© Burnley Express
Elaine Bell with the human skull found in a river close to Cemetery Wood near the former Hapton colliery(s).
A suspected human skull found in a river by a Hapton couple out walking their dogs in May was an elaborate hoax.
Police said forensic experts initially thought the skull belonged to a man but when they tried to subject it to carbon dating, they realised it was a fake.
Further chemical tests confirmed that it was an elaborate replica of a skull belonging to an Aboriginal man.
The fake skull even had a fracture which had healed, incision marks suggesting a pre-death operation and signs of a significant infection around the nose and mouth.
It was initially handed to police by Mr and Mrs Mick and Elaine Bell, of Valley Gardens, who had been walking their dogs near to a shallow section of water which flows through Spa Wood, between Burnley Cemetery and Hapton Colliery.
Det. Sgt Charlie Haynes, of Burnley CID, said that it had been cast from an original skull.

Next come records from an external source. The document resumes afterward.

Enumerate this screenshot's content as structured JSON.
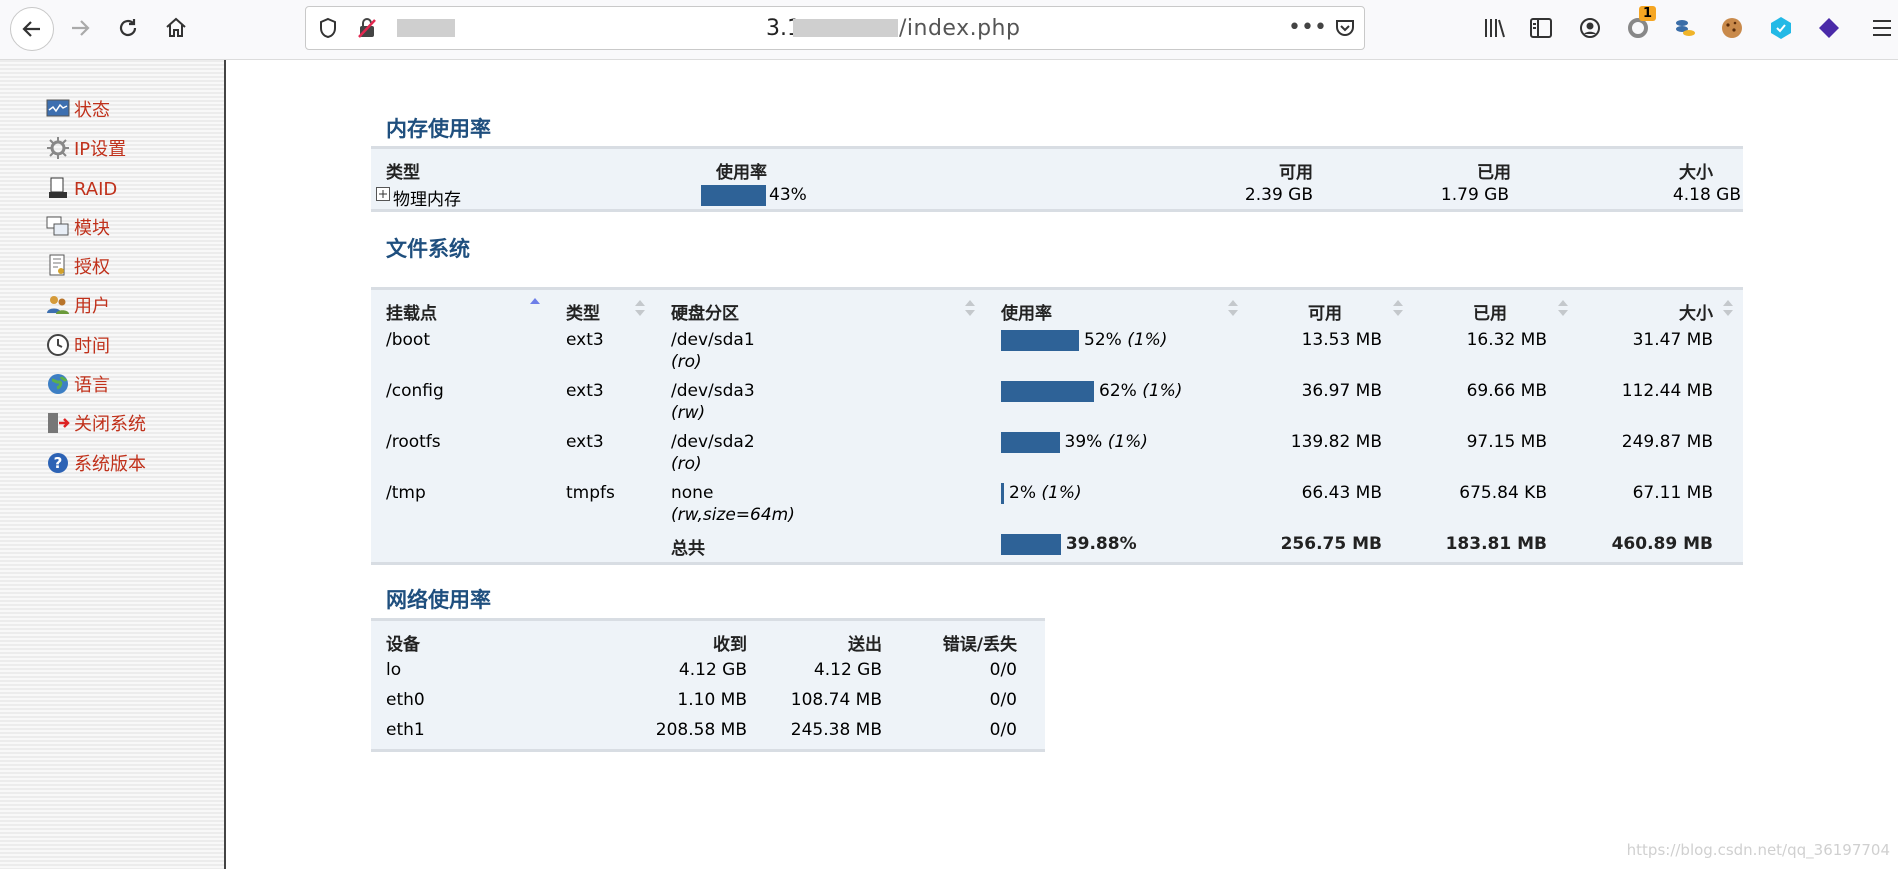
{
  "browser": {
    "url_visible_prefix": "3.1",
    "url_visible_suffix": "/index.php",
    "extension_badge": "1"
  },
  "sidebar": {
    "items": [
      {
        "label": "状态"
      },
      {
        "label": "IP设置"
      },
      {
        "label": "RAID"
      },
      {
        "label": "模块"
      },
      {
        "label": "授权"
      },
      {
        "label": "用户"
      },
      {
        "label": "时间"
      },
      {
        "label": "语言"
      },
      {
        "label": "关闭系统"
      },
      {
        "label": "系统版本"
      }
    ]
  },
  "memory": {
    "title": "内存使用率",
    "headers": {
      "type": "类型",
      "usage": "使用率",
      "free": "可用",
      "used": "已用",
      "size": "大小"
    },
    "row": {
      "type": "物理内存",
      "percent": "43%",
      "percent_value": 43,
      "free": "2.39 GB",
      "used": "1.79 GB",
      "size": "4.18 GB"
    }
  },
  "filesystem": {
    "title": "文件系统",
    "headers": {
      "mount": "挂载点",
      "type": "类型",
      "partition": "硬盘分区",
      "usage": "使用率",
      "free": "可用",
      "used": "已用",
      "size": "大小"
    },
    "rows": [
      {
        "mount": "/boot",
        "type": "ext3",
        "partition": "/dev/sda1",
        "opts": "(ro)",
        "percent": "52%",
        "inodes": "(1%)",
        "percent_value": 52,
        "free": "13.53 MB",
        "used": "16.32 MB",
        "size": "31.47 MB"
      },
      {
        "mount": "/config",
        "type": "ext3",
        "partition": "/dev/sda3",
        "opts": "(rw)",
        "percent": "62%",
        "inodes": "(1%)",
        "percent_value": 62,
        "free": "36.97 MB",
        "used": "69.66 MB",
        "size": "112.44 MB"
      },
      {
        "mount": "/rootfs",
        "type": "ext3",
        "partition": "/dev/sda2",
        "opts": "(ro)",
        "percent": "39%",
        "inodes": "(1%)",
        "percent_value": 39,
        "free": "139.82 MB",
        "used": "97.15 MB",
        "size": "249.87 MB"
      },
      {
        "mount": "/tmp",
        "type": "tmpfs",
        "partition": "none",
        "opts": "(rw,size=64m)",
        "percent": "2%",
        "inodes": "(1%)",
        "percent_value": 2,
        "free": "66.43 MB",
        "used": "675.84 KB",
        "size": "67.11 MB"
      }
    ],
    "total": {
      "label": "总共",
      "percent": "39.88%",
      "percent_value": 39.88,
      "free": "256.75 MB",
      "used": "183.81 MB",
      "size": "460.89 MB"
    }
  },
  "network": {
    "title": "网络使用率",
    "headers": {
      "device": "设备",
      "received": "收到",
      "sent": "送出",
      "errors": "错误/丢失"
    },
    "rows": [
      {
        "device": "lo",
        "received": "4.12 GB",
        "sent": "4.12 GB",
        "errors": "0/0"
      },
      {
        "device": "eth0",
        "received": "1.10 MB",
        "sent": "108.74 MB",
        "errors": "0/0"
      },
      {
        "device": "eth1",
        "received": "208.58 MB",
        "sent": "245.38 MB",
        "errors": "0/0"
      }
    ]
  },
  "watermark": "https://blog.csdn.net/qq_36197704",
  "colors": {
    "accent_blue": "#2e6297",
    "menu_red": "#c0311b",
    "title_blue": "#1f4f7e"
  }
}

"A visual examination of photographs by the anthropologist indicated that the skull was that of a human male," he said.
"Given the close proximity to the colliery and the cemetery this was not surprising, and a number of theories emerged including the possibility that the skull had been washed away from the rear of the cemetery by the recent heavy rain, or had been washed out of the colliery having been the remains of a miner who had died there prior to the 1962 disaster.